I am transferring my vinyl collection to my PC. My phono pre-amp has a USB port that allows me to connect it directly to my PC. The Audacity manual recommends recording at a level of around -6.0 dB in order to avoid distortion and I can adjust the input level so that the loudest sections of the music reaches around that level. Once recorded, the Normalize tool can be used to set the maximum amplitude of the track to a default level of -1.0 dB, effectively making the track louder, if I understand correctly. However, I want to retain the warmth and the depth of the original track so, the question is, does normalizing a recording from vinyl change it for the better, for worse, or not at all?
“Normalizing” from -6 dB up to -1 dB just makes the audio a bit louder. There is no change to the “quality” of the sound, but by being a bit louder, you won’t need to turn up the volume on the playback system quite as high, so there may be a very slight improvement to the signal to noise in the playback equipment.
The short answer is, it’s better to normalize to -1 dB than leaving it at around -6 dB.
The Audacity manual recommends recording at a level of around -6.0 dB in order to avoid distortion and I can adjust the input level so that the loudest sections of the music reaches around that level.
FYI -6dB is just a recommendation/guideline.
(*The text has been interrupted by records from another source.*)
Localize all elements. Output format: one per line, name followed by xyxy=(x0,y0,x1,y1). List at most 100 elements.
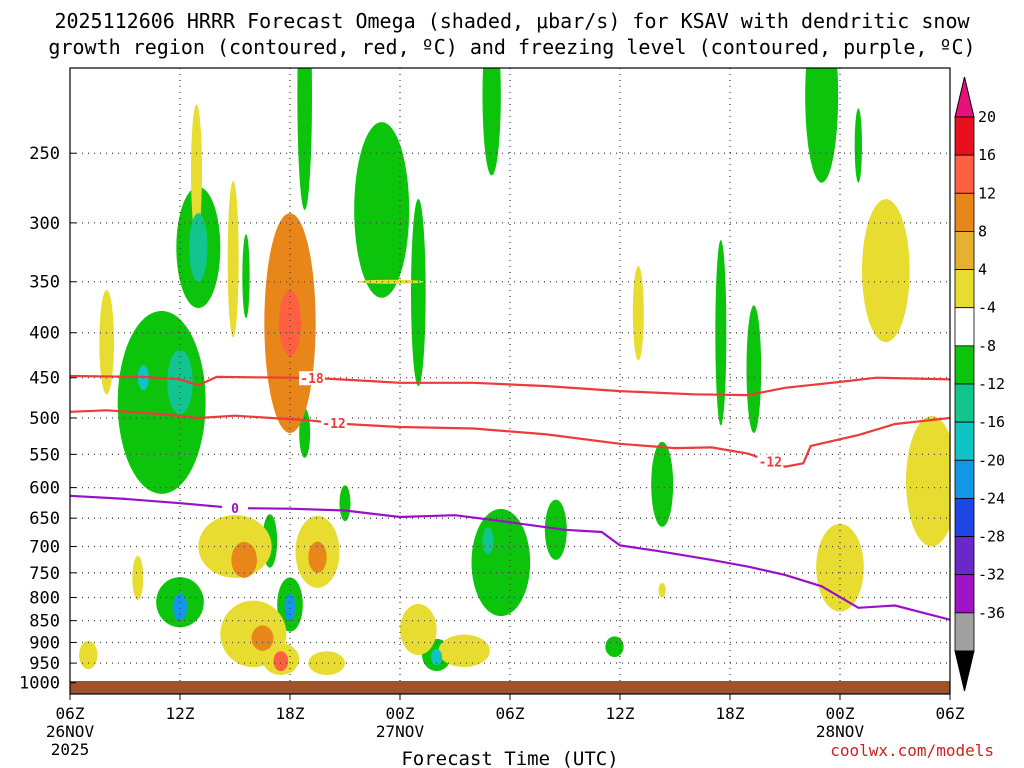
omega-positive-region xyxy=(400,604,437,655)
omega-negative-region xyxy=(117,310,206,494)
colorbar-label: 4 xyxy=(978,261,987,279)
x-tick-date-label: 26NOV xyxy=(46,722,95,741)
contour-label-background xyxy=(757,454,784,469)
y-tick-label: 600 xyxy=(29,479,60,499)
omega-negative-region xyxy=(189,213,208,282)
omega-positive-region xyxy=(308,651,345,675)
omega-negative-region xyxy=(167,349,193,415)
colorbar-label: -8 xyxy=(978,337,996,355)
colorbar-label: -16 xyxy=(978,413,1005,431)
omega-positive-region xyxy=(132,555,144,600)
omega-shading xyxy=(79,68,950,675)
omega-negative-region xyxy=(339,485,351,522)
x-axis-title: Forecast Time (UTC) xyxy=(401,748,618,768)
x-tick-label: 12Z xyxy=(606,704,635,723)
omega-negative-region xyxy=(354,122,410,298)
y-tick-label: 550 xyxy=(29,445,60,465)
x-tick-label: 00Z xyxy=(386,704,415,723)
omega-positive-region xyxy=(816,523,864,612)
x-tick-date-label: 27NOV xyxy=(376,722,425,741)
y-axis: 2503003504004505005506006507007508008509… xyxy=(19,144,76,694)
omega-positive-region xyxy=(862,199,910,343)
y-tick-label: 1000 xyxy=(19,674,60,694)
colorbar-label: -20 xyxy=(978,451,1005,469)
omega-positive-region xyxy=(99,290,114,395)
colorbar-label: 8 xyxy=(978,222,987,240)
chart-title: 2025112606 HRRR Forecast Omega (shaded, … xyxy=(48,9,976,59)
omega-positive-region xyxy=(658,583,666,598)
contour-label-background xyxy=(299,371,325,386)
colorbar-label: -4 xyxy=(978,299,996,317)
colorbar-segment xyxy=(954,612,975,652)
x-tick-year-label: 2025 xyxy=(51,740,90,759)
omega-negative-region xyxy=(746,305,762,433)
omega-negative-region xyxy=(805,68,839,183)
omega-negative-region xyxy=(172,593,188,621)
colorbar-segment xyxy=(954,383,975,423)
omega-positive-region xyxy=(906,415,950,547)
colorbar-label: 16 xyxy=(978,146,996,164)
omega-negative-region xyxy=(482,527,494,555)
x-tick-label: 18Z xyxy=(276,704,305,723)
omega-positive-region xyxy=(227,181,239,338)
omega-positive-region xyxy=(632,265,644,361)
contour-line xyxy=(70,409,950,468)
colorbar-segment xyxy=(954,192,975,232)
colorbar-segment xyxy=(954,231,975,270)
x-tick-label: 00Z xyxy=(826,704,855,723)
colorbar-segment xyxy=(954,345,975,385)
omega-positive-region xyxy=(251,625,274,651)
contour-label: -12 xyxy=(759,456,782,471)
contour-line xyxy=(70,374,950,397)
colorbar-top-arrow xyxy=(954,76,975,118)
colorbar-bottom-arrow xyxy=(954,650,975,692)
omega-negative-region xyxy=(482,68,501,176)
omega-negative-region xyxy=(651,441,674,527)
y-tick-label: 800 xyxy=(29,588,60,608)
omega-positive-region xyxy=(79,640,98,670)
ground-surface xyxy=(70,681,950,694)
omega-negative-region xyxy=(471,508,531,617)
y-tick-label: 400 xyxy=(29,324,60,344)
colorbar-label: -32 xyxy=(978,566,1005,584)
contour-label: -18 xyxy=(300,372,324,387)
omega-positive-region xyxy=(191,104,202,238)
colorbar-label: 20 xyxy=(978,108,996,126)
y-tick-label: 450 xyxy=(29,369,60,389)
contour-label-background xyxy=(321,415,347,430)
omega-negative-region xyxy=(544,499,567,560)
colorbar-segment xyxy=(954,536,975,576)
y-tick-label: 850 xyxy=(29,612,60,632)
y-tick-label: 650 xyxy=(29,509,60,529)
x-tick-label: 06Z xyxy=(936,704,965,723)
y-tick-label: 500 xyxy=(29,409,60,429)
y-tick-label: 700 xyxy=(29,537,60,557)
omega-negative-region xyxy=(431,648,443,666)
colorbar-segment xyxy=(954,269,975,309)
colorbar-label: 12 xyxy=(978,184,996,202)
y-tick-label: 750 xyxy=(29,564,60,584)
omega-negative-region xyxy=(715,239,727,426)
colorbar-label: -36 xyxy=(978,604,1005,622)
contour-label: 0 xyxy=(231,502,239,517)
omega-positive-region xyxy=(279,290,301,356)
omega-negative-region xyxy=(242,234,250,319)
y-tick-label: 300 xyxy=(29,214,60,234)
colorbar-segment xyxy=(954,154,975,194)
x-tick-date-label: 28NOV xyxy=(816,722,865,741)
x-tick-label: 18Z xyxy=(716,704,745,723)
omega-positive-region xyxy=(438,634,490,668)
colorbar-label: -12 xyxy=(978,375,1005,393)
x-tick-label: 12Z xyxy=(166,704,195,723)
omega-positive-region xyxy=(308,541,327,573)
y-tick-label: 950 xyxy=(29,654,60,674)
contour-label-background xyxy=(222,501,248,516)
colorbar-segment xyxy=(954,307,975,347)
omega-positive-region xyxy=(231,541,257,578)
contours: -18 -12 -12 0 xyxy=(70,371,950,621)
colorbar-legend: 20 16 12 8 4 -4 -8 -12 -16 -20 -24 -28 -32 -36 xyxy=(954,76,1005,692)
omega-negative-region xyxy=(284,593,296,621)
x-tick-label: 06Z xyxy=(496,704,525,723)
Nothing bad happens when you get close to 0dB, but 0dBFS is the digital maximum for analog-to-digital converters and digital-to-analog converters. If you “try” to go over you’ll get clipping (distortion).
Analog levels are not perfectly predictable and shooting for -6dB gives you some safety margin.
Digital recording levels are not critical as long as you don’t clip, and you can actually record lower than -6dB with no audible loss of quality. (Pros often record at -12 to -18dB at 24-bits.)